The technology available today will only be effectively integrated into routine surgery inside highly specialized centers, at which only a small number of variations of procedures are performed. For application to a wider scale of procedures, systems for controlling operating-room technology will need to be much more flexible. These operating room systems will be a necessity in a few years, when high-technology operating theaters will be equipped for operations that use complex technologies. The stand-alone units used today often do not allow optimal adjustment and control of important functions. Therefore, the chaotic organization of today's operating theaters will not provide the best safety when modern technology is integrated.
Currently, tactile information is lost in endoscopic surgery. This loss is not of great importance with simple procedures such as cholecystectomies, but more complex procedures such as tumor surgery have extensive restrictions without the possibility of defining the tumor location and margins. In this situation, the surgeon is confronted with restrictions never faced in open surgery.

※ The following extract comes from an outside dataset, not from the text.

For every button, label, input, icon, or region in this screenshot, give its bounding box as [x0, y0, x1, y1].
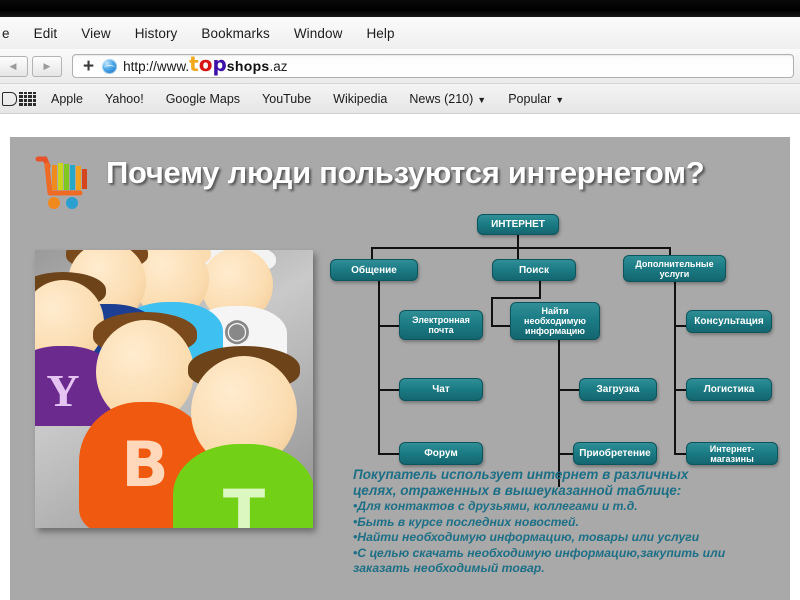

In endoscopic surgery the quality of each step of the operation depends on the quality of vision. The vision systems have to match the quality that is offered to the human brain by the complex and still the best vision system available: the human eye. An important task for those conducting research and development in the future will be to provide the surgeons using endoscopes with the same high-resolution vision that the brain receives when no endoscopes and video systems are used. The potential of keeping the endoscopes fog-free and easy to clean has to be transferred from the physiologic characteristics of the human eye to the technological solution, and spatial resolution has to be reintegrated into future images with high-definition, high-contrast, high-color trueness.